The first piece of the evening was Trey McIntyre’s In Dreams to music by Roy Orbison; it was like Dances at a Gathering for the 21st century, but with five dancers instead of 10. McIntyre used Orbison’s distinctive songs (and part of an interview) in ways that were fresh and unexpected. The piece unfolded as a series of group sections interspersed with solos and duets. It evoked feelings of longing, desire, and melancholy. The performers were dressed all in black - cowboy shirts and pants for the men, sleeveless mini dresses for the women – and some of their steps seemed robotic and mechanical. But the contrast between these moments and the more dramatic phrases, emphasized the human-ness of the performers and their emotions. There was none of the heroic posturing associated with ballets of the 20th century. At the end of the piece the man in front of me turned to his wife and asked “was that ballet or modern dance?” Labels can be so irksome. If art continually evolves, just as our ways of interacting with the world change, how can “ballet” or “modern dance” remain stagnant? If you were wondering why or how this post about a ballet performance includes a picture of naked women at Judson Church in New York City, here’s the link. I saw the matinee of the ballet at The Kennedy Center and in the evening met up for a conversation with Kelly Bond. She is one of a handful of artists I know in DC who is pressing against the definition of dance as movement set to music to create a narrative or express an emotion or simulate the spectacular.

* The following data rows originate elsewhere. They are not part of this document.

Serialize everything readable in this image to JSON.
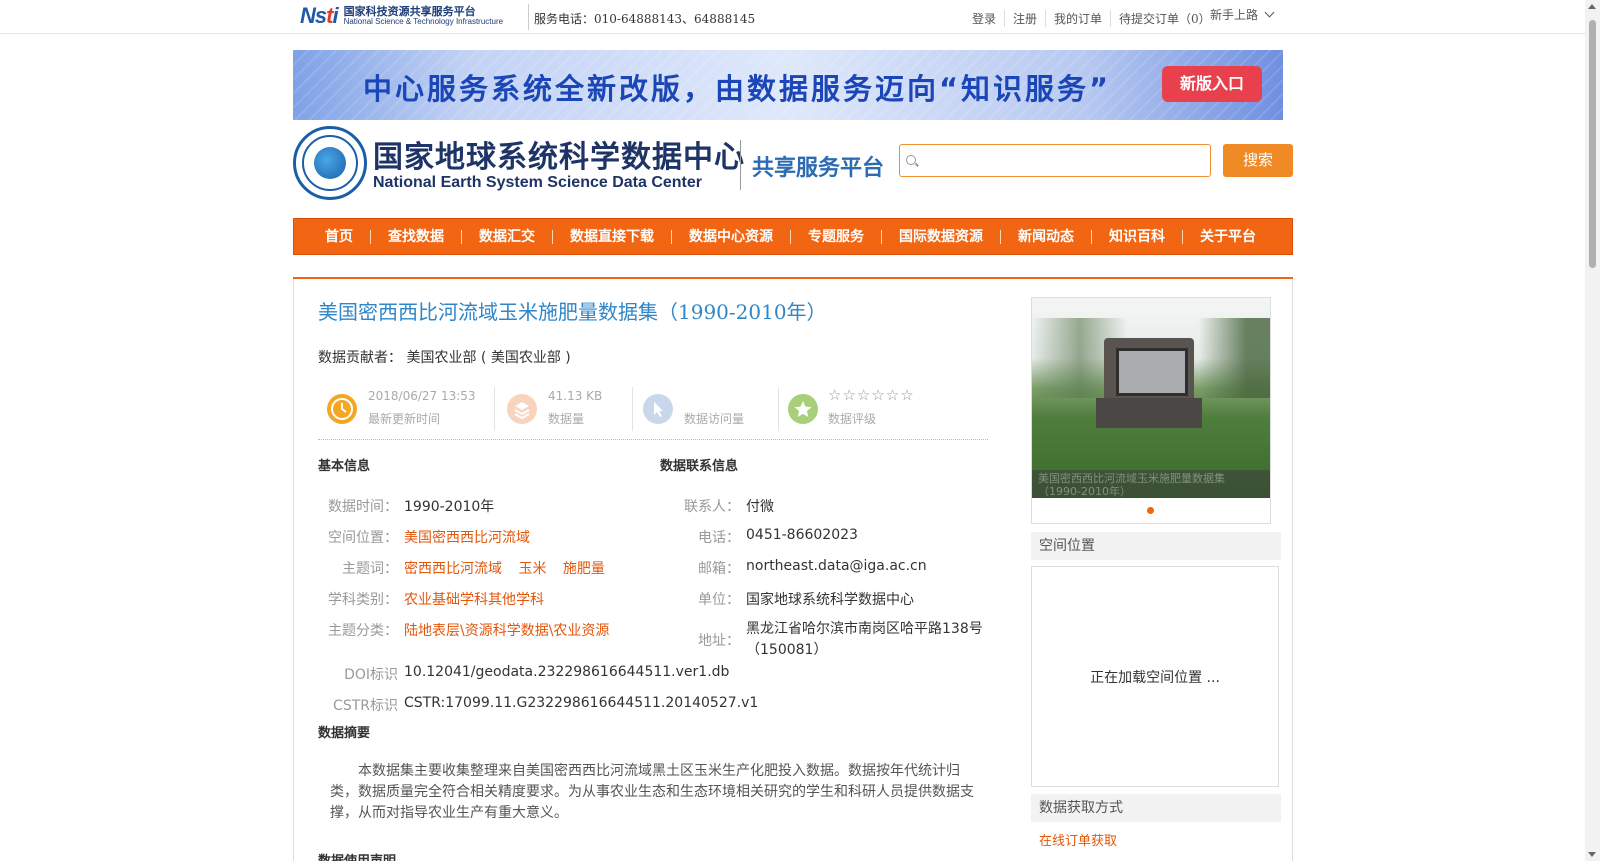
{
  "topbar": {
    "nsti_cn": "国家科技资源共享服务平台",
    "nsti_en": "National Science & Technology Infrastructure",
    "phone": "服务电话：010-64888143、64888145",
    "links": [
      "登录",
      "注册",
      "我的订单",
      "待提交订单（0）"
    ],
    "newbie": "新手上路"
  },
  "banner": {
    "text": "中心服务系统全新改版，由数据服务迈向“知识服务”",
    "button": "新版入口"
  },
  "header": {
    "center_cn": "国家地球系统科学数据中心",
    "center_en": "National Earth System Science Data Center",
    "platform": "共享服务平台",
    "search_placeholder": "",
    "search_button": "搜索"
  },
  "nav": [
    "首页",
    "查找数据",
    "数据汇交",
    "数据直接下载",
    "数据中心资源",
    "专题服务",
    "国际数据资源",
    "新闻动态",
    "知识百科",
    "关于平台"
  ],
  "dataset": {
    "title": "美国密西西比河流域玉米施肥量数据集（1990-2010年）",
    "contributor_label": "数据贡献者：",
    "contributor": "美国农业部 ( 美国农业部 )",
    "stats": {
      "updated_value": "2018/06/27 13:53",
      "updated_label": "最新更新时间",
      "size_value": "41.13 KB",
      "size_label": "数据量",
      "visits_label": "数据访问量",
      "stars": "☆☆☆☆☆☆",
      "rating_label": "数据评级"
    },
    "basic": {
      "heading": "基本信息",
      "time_label": "数据时间：",
      "time": "1990-2010年",
      "space_label": "空间位置：",
      "space": "美国密西西比河流域",
      "keywords_label": "主题词：",
      "keywords": [
        "密西西比河流域",
        "玉米",
        "施肥量"
      ],
      "discipline_label": "学科类别：",
      "discipline": "农业基础学科其他学科",
      "category_label": "主题分类：",
      "category": "陆地表层\\资源科学数据\\农业资源",
      "doi_label": "DOI标识",
      "doi": "10.12041/geodata.232298616644511.ver1.db",
      "cstr_label": "CSTR标识",
      "cstr": "CSTR:17099.11.G232298616644511.20140527.v1"
    },
    "contact": {
      "heading": "数据联系信息",
      "person_label": "联系人：",
      "person": "付微",
      "phone_label": "电话：",
      "phone": "0451-86602023",
      "email_label": "邮箱：",
      "email": "northeast.data@iga.ac.cn",
      "unit_label": "单位：",
      "unit": "国家地球系统科学数据中心",
      "address_label": "地址：",
      "address_1": "黑龙江省哈尔滨市南岗区哈平路138号",
      "address_2": "（150081）"
    },
    "abstract_heading": "数据摘要",
    "abstract": "本数据集主要收集整理来自美国密西西比河流域黑土区玉米生产化肥投入数据。数据按年代统计归类，数据质量完全符合相关精度要求。为从事农业生态和生态环境相关研究的学生和科研人员提供数据支撑，从而对指导农业生产有重大意义。",
    "usage_heading": "数据使用声明"
  },
  "sidebar": {
    "photo_caption": "美国密西西比河流域玉米施肥量数据集（1990-2010年）",
    "spatial_heading": "空间位置",
    "map_loading": "正在加载空间位置 ...",
    "access_heading": "数据获取方式",
    "order_link": "在线订单获取"
  },
  "colors": {
    "brand_orange": "#f26512",
    "title_blue": "#2f86c8",
    "link_orange": "#e2570b"
  }
}
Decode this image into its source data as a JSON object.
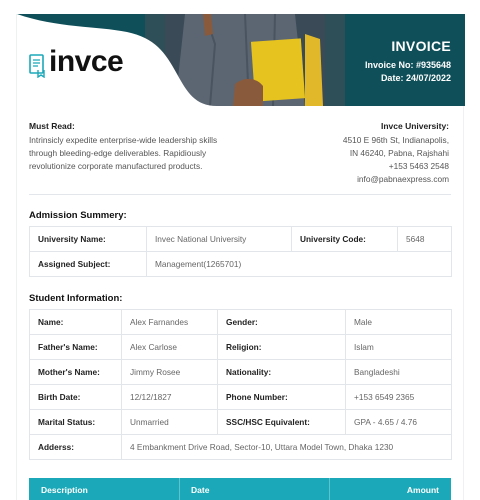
{
  "header": {
    "logo_text": "invce",
    "title": "INVOICE",
    "invoice_no": "Invoice No: #935648",
    "date": "Date: 24/07/2022"
  },
  "must_read": {
    "heading": "Must Read:",
    "lines": [
      "Intrinsicly expedite enterprise-wide leadership skills",
      "through bleeding-edge deliverables. Rapidiously",
      "revolutionize corporate manufactured products."
    ]
  },
  "university": {
    "heading": "Invce University:",
    "lines": [
      "4510 E 96th St, Indianapolis,",
      "IN 46240, Pabna, Rajshahi",
      "+153 5463 2548",
      "info@pabnaexpress.com"
    ]
  },
  "admission": {
    "title": "Admission Summery:",
    "university_name_label": "University Name:",
    "university_name": "Invec National University",
    "university_code_label": "University Code:",
    "university_code": "5648",
    "assigned_subject_label": "Assigned Subject:",
    "assigned_subject": "Management(1265701)"
  },
  "student": {
    "title": "Student Information:",
    "rows": [
      {
        "l1": "Name:",
        "v1": "Alex Farnandes",
        "l2": "Gender:",
        "v2": "Male"
      },
      {
        "l1": "Father's Name:",
        "v1": "Alex Carlose",
        "l2": "Religion:",
        "v2": "Islam"
      },
      {
        "l1": "Mother's Name:",
        "v1": "Jimmy Rosee",
        "l2": "Nationality:",
        "v2": "Bangladeshi"
      },
      {
        "l1": "Birth Date:",
        "v1": "12/12/1827",
        "l2": "Phone Number:",
        "v2": "+153 6549 2365"
      },
      {
        "l1": "Marital Status:",
        "v1": "Unmarried",
        "l2": "SSC/HSC Equivalent:",
        "v2": "GPA - 4.65 / 4.76"
      }
    ],
    "address_label": "Adderss:",
    "address": "4 Embankment Drive Road, Sector-10, Uttara Model Town, Dhaka 1230"
  },
  "items_table": {
    "description": "Description",
    "date": "Date",
    "amount": "Amount"
  },
  "colors": {
    "teal_dark": "#0f4f59",
    "teal_accent": "#1ba8b8"
  }
}
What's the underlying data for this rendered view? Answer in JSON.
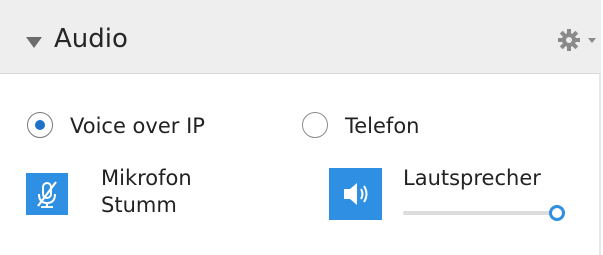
{
  "panel": {
    "title": "Audio",
    "header_icons": [
      "collapse-arrow-icon",
      "gear-icon",
      "chevron-down-icon"
    ]
  },
  "connection": {
    "options": [
      {
        "label": "Voice over IP",
        "selected": true
      },
      {
        "label": "Telefon",
        "selected": false
      }
    ]
  },
  "microphone": {
    "label_line1": "Mikrofon",
    "label_line2": "Stumm",
    "icon": "microphone-muted-icon",
    "muted": true
  },
  "speaker": {
    "label": "Lautsprecher",
    "icon": "speaker-icon",
    "volume": 1.0
  },
  "colors": {
    "accent": "#2f8fe3",
    "radio_selected": "#1e72c9",
    "header_bg": "#eeeeee"
  }
}
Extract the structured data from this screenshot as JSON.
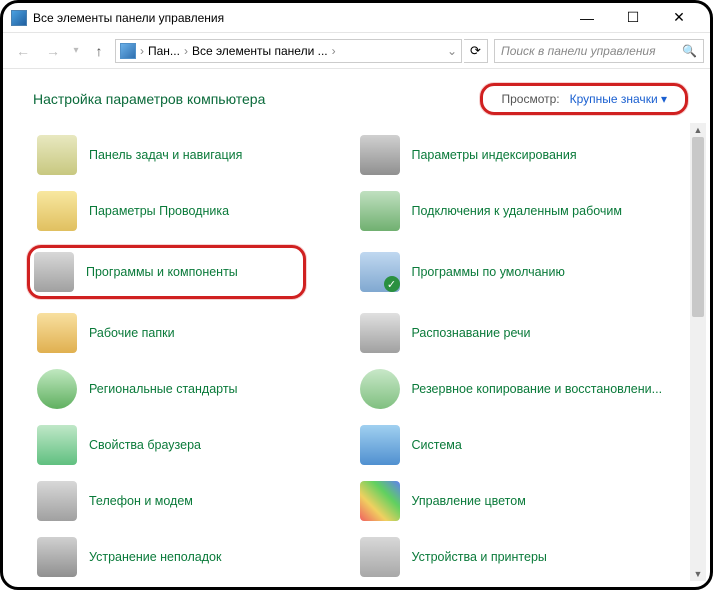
{
  "titlebar": {
    "title": "Все элементы панели управления"
  },
  "navbar": {
    "breadcrumbs": [
      "Пан...",
      "Все элементы панели ..."
    ],
    "search_placeholder": "Поиск в панели управления"
  },
  "header": {
    "heading": "Настройка параметров компьютера",
    "view_label": "Просмотр:",
    "view_value": "Крупные значки"
  },
  "items": [
    {
      "label": "Панель задач и навигация",
      "icon": "taskbar"
    },
    {
      "label": "Параметры индексирования",
      "icon": "index"
    },
    {
      "label": "Параметры Проводника",
      "icon": "explorer"
    },
    {
      "label": "Подключения к удаленным рабочим",
      "icon": "remote"
    },
    {
      "label": "Программы и компоненты",
      "icon": "programs",
      "highlighted": true
    },
    {
      "label": "Программы по умолчанию",
      "icon": "default"
    },
    {
      "label": "Рабочие папки",
      "icon": "folders"
    },
    {
      "label": "Распознавание речи",
      "icon": "speech"
    },
    {
      "label": "Региональные стандарты",
      "icon": "region"
    },
    {
      "label": "Резервное копирование и восстановлени...",
      "icon": "backup"
    },
    {
      "label": "Свойства браузера",
      "icon": "browser"
    },
    {
      "label": "Система",
      "icon": "system"
    },
    {
      "label": "Телефон и модем",
      "icon": "phone"
    },
    {
      "label": "Управление цветом",
      "icon": "color"
    },
    {
      "label": "Устранение неполадок",
      "icon": "troubleshoot"
    },
    {
      "label": "Устройства и принтеры",
      "icon": "devices"
    }
  ]
}
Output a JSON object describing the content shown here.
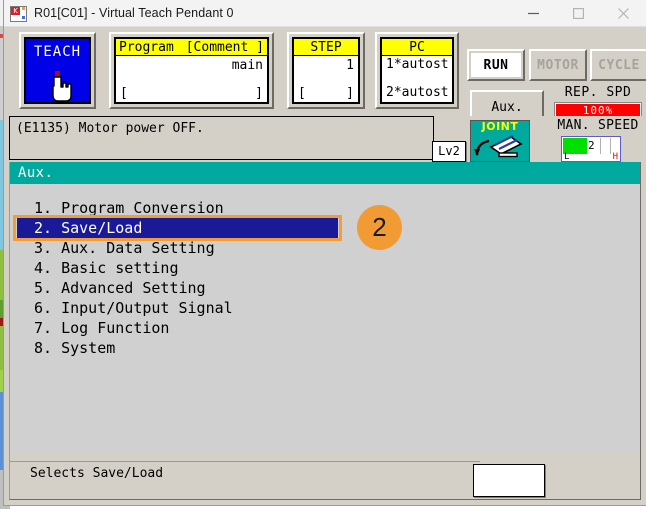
{
  "window": {
    "title": "R01[C01] - Virtual Teach Pendant 0",
    "icon": "app-robot-icon",
    "controls": {
      "minimize": "minimize-icon",
      "maximize": "maximize-icon",
      "close": "close-icon"
    }
  },
  "pendant": {
    "teach": {
      "label": "TEACH",
      "icon": "hand-pointer-icon"
    },
    "program": {
      "header_left": "Program",
      "header_right": "[Comment ]",
      "value": "main",
      "bracket_left": "[",
      "bracket_right": "]"
    },
    "step": {
      "header": "STEP",
      "value": "1",
      "bracket_left": "[",
      "bracket_right": "]"
    },
    "pc": {
      "header": "PC",
      "line1": "1*autost",
      "line2": "2*autost"
    },
    "lamps": {
      "run": "RUN",
      "motor": "MOTOR",
      "cycle": "CYCLE"
    },
    "aux_button": "Aux.",
    "rep_spd": {
      "label": "REP. SPD",
      "value": "100%",
      "color": "#ff0000"
    },
    "man_speed": {
      "label": "MAN. SPEED",
      "value": "2",
      "low_marker": "L",
      "high_marker": "H",
      "fill_color": "#00e000"
    },
    "message": "(E1135) Motor power OFF.",
    "level_badge": "Lv2",
    "joint": {
      "label": "JOINT",
      "icon": "robot-arm-joint-icon",
      "color": "#00a99d"
    }
  },
  "screen": {
    "title": "Aux.",
    "title_color": "#00a99d",
    "selection_ring_color": "#f29d38",
    "selection_row_color": "#1a1a99",
    "menu": [
      {
        "num": "1.",
        "label": "Program Conversion",
        "selected": false
      },
      {
        "num": "2.",
        "label": "Save/Load",
        "selected": true
      },
      {
        "num": "3.",
        "label": "Aux. Data Setting",
        "selected": false
      },
      {
        "num": "4.",
        "label": "Basic setting",
        "selected": false
      },
      {
        "num": "5.",
        "label": "Advanced Setting",
        "selected": false
      },
      {
        "num": "6.",
        "label": "Input/Output Signal",
        "selected": false
      },
      {
        "num": "7.",
        "label": "Log Function",
        "selected": false
      },
      {
        "num": "8.",
        "label": "System",
        "selected": false
      }
    ],
    "step_badge": "2"
  },
  "bottom": {
    "hint": "Selects Save/Load",
    "input_value": ""
  }
}
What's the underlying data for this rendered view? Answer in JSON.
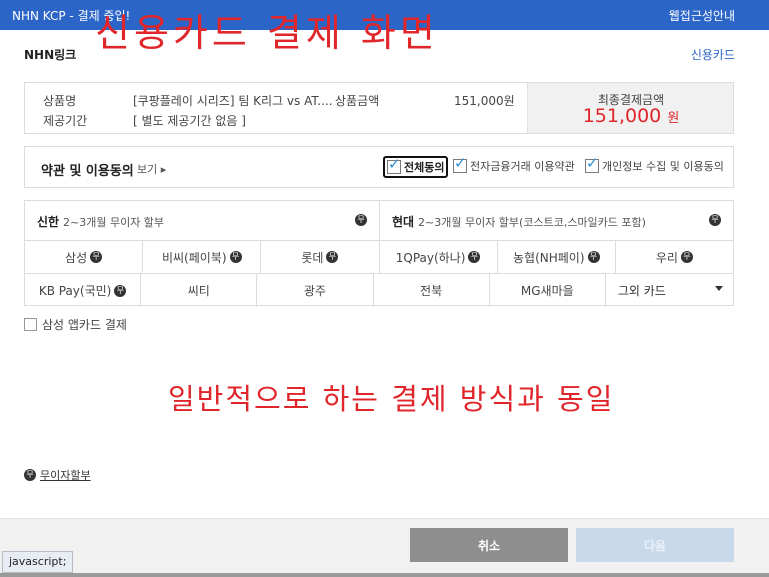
{
  "overlay": {
    "title": "신용카드 결제 화면",
    "subtitle": "일반적으로 하는 결제 방식과 동일",
    "color": "#e0262b"
  },
  "header": {
    "title": "NHN KCP - 결제 중입!",
    "accessibility": "웹접근성안내",
    "color": "#2b65c8"
  },
  "merchant": "NHN링크",
  "pay_method": "신용카드",
  "summary": {
    "product_label": "상품명",
    "product_value": "[쿠팡플레이 시리즈] 팀 K리그 vs AT....",
    "amount_label": "상품금액",
    "amount_value": "151,000원",
    "period_label": "제공기간",
    "period_value": "[ 별도 제공기간 없음 ]",
    "total_label": "최종결제금액",
    "total_value": "151,000",
    "total_unit": "원"
  },
  "terms": {
    "title": "약관 및 이용동의",
    "view_more": "보기 ▸",
    "agree_all": "전체동의",
    "agree_ecommerce": "전자금융거래 이용약관",
    "agree_privacy": "개인정보 수집 및 이용동의"
  },
  "cards": {
    "shinhan": {
      "name": "신한",
      "desc": "2~3개월 무이자 할부"
    },
    "hyundai": {
      "name": "현대",
      "desc": "2~3개월 무이자 할부(코스트코,스마일카드 포함)"
    },
    "row2": [
      "삼성",
      "비씨(페이북)",
      "롯데",
      "1QPay(하나)",
      "농협(NH페이)",
      "우리"
    ],
    "row3": [
      "KB Pay(국민)",
      "씨티",
      "광주",
      "전북",
      "MG새마을",
      "그외 카드"
    ],
    "badge": "무"
  },
  "samsung_app": "삼성 앱카드 결제",
  "no_interest_link": "무이자할부",
  "footer": {
    "cancel": "취소",
    "next": "다음"
  },
  "status_bar": "javascript;"
}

She spent seven months of 2008 working in France at Mathilde Monnier’s choreographic center where she collaborated with artists like Xavier Le Roy and theorists like Bojana Cvejic. She was recently invited by Movement Research to perform at Judson Church (which explains the photo), and next month at the Capital Fringe she will be presenting a piece called Elephant. If you are drawn to performances to see dancers sweat, or if you judge the value of a performance by technical virtuosity, this is not the show for you.
Kelly’s last Fringe performance was inspired by the idea of Hans Bellmer: “The body is like a sentence that invites us to reimagine it, so that its real meaning becomes clear through an endless series of anagrams.” Anagrams are usually associated with rearranged words, and there is a rule that every letter must be used, with exactly the same number of occurrences as in the anagrammed word or phrase: “Jim Morrison” is “Mr. Mojo Risin.” In performances I have seen, Kelly typically arranges and rearranges scenes, which the viewer then pieces together in their mind/memory. There is no explicit narrative. There is no music. There is usually no costume, except the naked body.
Her work reminds me a lot of what Yvonne Rainer was exploring in the 1960s: stripping away the trappings to see the body as a phenomenon, and then investigating how the interaction of perception and movement can be subtle and powerful at the same time. Here is an excerpt from an interview with Kelly that was created by the Fringe festival:Q Speaking as a spectator, what do you look for in performance?
Kelly: I like to see questions, things that make me think.
Q What makes your work unique?
Kelly: It’s direct and open. Specific. Relatable. Bold. Questioning. There is a close relationship with the audience that the work cannot exist without.
Q What does 'success' mean to you?
Kelly: Response. I feel that my work is successful if people have a response, if they find themselves thinking about it afterward, whatever those thoughts may be. If an audience feels neither here nor there, I have a lot more work to do.
Q Why are you doing the Capital Fringe Festival?
Kelly: It’s important for me to feel immersed and engaged in my local performing arts community in order to thrive as an artist here in DC. I want to see what others are doing, and I want the community to know my work as well. Dialogue is essential to creating quality work. We need conversations that continuously ask and answer questions, propose ideas, and relate to the past and future of our field, and our field within our society. Capital Fringe is an organization that makes dialogue possible and that cheers us all on.